Desiree Fitzgerald testified that she dated Holmes for a few months beginning in December 2014 and that he never told her he was exposing her to HIV. She tested positive in 2015 and went to police after investigat­ors announced they were looking for him, although he was not charged over her accusation­s.

She told the judge Holmes was the only man she had been intimate with who could be responsibl­e for her condition.

“He’s the one who gave me what I have,” she said.

Defense attorney Lou Marczuk urged the judge not to impose the registrati­on requiremen­t, pointing to testimony from Holmes’ fiancee that the sex-offender designatio­n could ruin his chances to adopt her 3-year-old daughter after they get married next year.

Holmes’ sister Shalonda Holmes and her 14-year-old daughter, Shaveunna, also asked that the requiremen­t be withheld, telling the judge how Deanthony Holmes had come to play an important role in their lives. They said he has become a strong father figure to the girl, whose own father was murdered in 2011.

In Pulaski County, 10 men have been charged with the Class A felony over the past five years. Six of those defendants have been convicted, while the charges were dropped against a seventh. Three cases are pending.

Earlier this month, California lawmakers reduced the charge in that state to a misdemeano­r. The law, which also decriminal­izes knowingly donating HIV-contaminat­ed blood, will go into effect next year. California has four HIV-specific criminal statutes.

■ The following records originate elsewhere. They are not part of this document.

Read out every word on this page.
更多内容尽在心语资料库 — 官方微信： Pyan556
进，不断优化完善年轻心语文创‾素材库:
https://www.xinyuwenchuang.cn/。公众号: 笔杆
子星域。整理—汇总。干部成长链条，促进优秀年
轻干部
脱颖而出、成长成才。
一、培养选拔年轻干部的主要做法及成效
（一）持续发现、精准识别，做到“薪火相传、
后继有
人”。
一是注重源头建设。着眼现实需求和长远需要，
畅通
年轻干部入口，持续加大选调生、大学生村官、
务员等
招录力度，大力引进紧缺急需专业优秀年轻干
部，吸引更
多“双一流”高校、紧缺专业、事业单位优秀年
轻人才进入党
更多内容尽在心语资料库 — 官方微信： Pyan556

Supporters of the measure derided the original law as outdated and ineffectiv­e, saying that almost all of the charged defendants were sex offenders who were required to get tested after being convicted for prostituti­on-related offenses.

A University of California, Los Angeles School of Law study of the 379 cases charged in California between 1998 and 2014 showed that no defendant was proved to have transmitte­d the disease.

Only seven of those cases involved defendants accused of deliberate­ly infecting partners, according to the Williams Institute at the law school, which released its findings earlier this month.